3D bioprinting captivates researchers with its potential to study disease progression and test new treatments for conditions like end-stage organ failure, cartilage defects, and atopic dermatitis (eczema). Dr. Dicker and his team are developing standard procedures for biomanufacturing tissues for early-stage clinical trials. Mayo Clinic aims to integrate tissue engineering into therapies validated through clinical trials.

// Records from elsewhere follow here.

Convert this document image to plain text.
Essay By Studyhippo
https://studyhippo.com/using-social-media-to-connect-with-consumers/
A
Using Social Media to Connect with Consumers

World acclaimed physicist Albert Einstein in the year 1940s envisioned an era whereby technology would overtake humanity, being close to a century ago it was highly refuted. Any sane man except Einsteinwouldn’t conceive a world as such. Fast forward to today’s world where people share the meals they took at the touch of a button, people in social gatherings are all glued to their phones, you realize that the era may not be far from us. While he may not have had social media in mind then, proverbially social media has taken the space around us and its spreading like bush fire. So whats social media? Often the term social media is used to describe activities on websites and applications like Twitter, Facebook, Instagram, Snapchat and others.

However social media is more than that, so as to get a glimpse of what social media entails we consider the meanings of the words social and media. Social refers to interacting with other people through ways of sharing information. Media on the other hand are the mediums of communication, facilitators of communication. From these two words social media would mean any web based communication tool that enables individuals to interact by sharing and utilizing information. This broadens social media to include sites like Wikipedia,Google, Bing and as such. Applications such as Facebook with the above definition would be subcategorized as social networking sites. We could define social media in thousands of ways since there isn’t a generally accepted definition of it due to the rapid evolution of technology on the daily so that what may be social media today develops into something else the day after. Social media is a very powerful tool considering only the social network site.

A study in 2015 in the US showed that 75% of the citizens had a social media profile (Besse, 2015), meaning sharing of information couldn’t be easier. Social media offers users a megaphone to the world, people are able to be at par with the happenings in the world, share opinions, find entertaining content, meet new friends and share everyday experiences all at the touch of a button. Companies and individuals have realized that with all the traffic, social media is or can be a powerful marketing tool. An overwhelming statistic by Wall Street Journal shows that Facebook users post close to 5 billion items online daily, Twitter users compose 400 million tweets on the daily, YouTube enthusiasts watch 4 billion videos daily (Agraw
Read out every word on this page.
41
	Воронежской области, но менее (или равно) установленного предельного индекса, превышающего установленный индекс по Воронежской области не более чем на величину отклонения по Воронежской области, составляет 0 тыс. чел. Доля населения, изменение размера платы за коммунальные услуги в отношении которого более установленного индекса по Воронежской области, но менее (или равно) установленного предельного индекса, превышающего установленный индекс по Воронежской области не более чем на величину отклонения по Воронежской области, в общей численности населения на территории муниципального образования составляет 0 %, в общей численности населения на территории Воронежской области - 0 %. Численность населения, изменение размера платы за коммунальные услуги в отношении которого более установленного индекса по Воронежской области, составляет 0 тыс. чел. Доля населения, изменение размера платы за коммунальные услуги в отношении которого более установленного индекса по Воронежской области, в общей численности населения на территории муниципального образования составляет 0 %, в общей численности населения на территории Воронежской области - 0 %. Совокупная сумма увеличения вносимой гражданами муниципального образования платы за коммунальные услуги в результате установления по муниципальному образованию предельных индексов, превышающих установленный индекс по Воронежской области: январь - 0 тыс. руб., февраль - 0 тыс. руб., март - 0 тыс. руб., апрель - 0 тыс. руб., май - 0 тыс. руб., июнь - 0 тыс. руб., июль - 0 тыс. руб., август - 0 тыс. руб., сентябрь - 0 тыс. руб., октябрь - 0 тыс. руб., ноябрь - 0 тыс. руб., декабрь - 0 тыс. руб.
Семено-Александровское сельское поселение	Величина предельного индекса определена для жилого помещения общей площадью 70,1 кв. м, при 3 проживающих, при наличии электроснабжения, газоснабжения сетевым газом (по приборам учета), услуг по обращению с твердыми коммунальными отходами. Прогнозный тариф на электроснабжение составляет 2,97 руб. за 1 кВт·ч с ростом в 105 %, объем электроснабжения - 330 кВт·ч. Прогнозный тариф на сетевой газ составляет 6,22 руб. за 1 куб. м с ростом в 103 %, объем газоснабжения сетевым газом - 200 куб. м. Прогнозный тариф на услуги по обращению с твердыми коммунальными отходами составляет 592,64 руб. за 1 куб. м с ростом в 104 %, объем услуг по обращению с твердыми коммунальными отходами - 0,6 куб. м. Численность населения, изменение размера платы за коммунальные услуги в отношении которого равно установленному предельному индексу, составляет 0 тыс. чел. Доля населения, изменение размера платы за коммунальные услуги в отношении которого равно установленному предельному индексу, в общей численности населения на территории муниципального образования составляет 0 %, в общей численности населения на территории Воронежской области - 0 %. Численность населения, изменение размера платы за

Bioprinting With Living Cells

Using digital blueprints from MRI or CT scans, 3D bioprinters create tissues layer by layer. This technology precisely places bioinks made from living cells, hydrogels, biomaterials, and growth factors, creating 3D models that mimic human organs, muscles, or cartilage. “We can formulate bioinks with gelatin-like materials and encapsulate living cells to print tissue into desired shapes,” says Dr. Dicker. This innovative method is promising for regenerative medicine, potentially transforming lab research and clinical practices by creating replacements for damaged or diseased tissues.

Bioprinting Human Organs

Advances in 3D bioprinting allow researchers to explore bioprinting human organs. For example, Mayo Clinic has developed bioprinted skin that mimics inflammatory skin diseases. Dr. Saranya Wyles uses this model to study conditions like atopic dermatitis. “Our 3D skin model replicates human skin, providing a platform for studying inflammatory conditions and testing new therapies,” says Dr. Wyles.

Beyond disease models, 3D bioprinting promises to manufacture human tissues and organs. “Our goal is to print organs and tissues on demand, addressing the global shortage of donor organs. Printing functional kidneys would significantly relieve the healthcare system,” says Dr. Dicker.

Challenges To 3D Bioprinting

Despite its potential, 3D bioprinting faces challenges. Ensuring bioprinted organs have adequate blood, oxygen, and nutrient supply is critical. Researchers also struggle with creating capillary networks in bioprinted structures and integrating these tissues into the human body without rejection.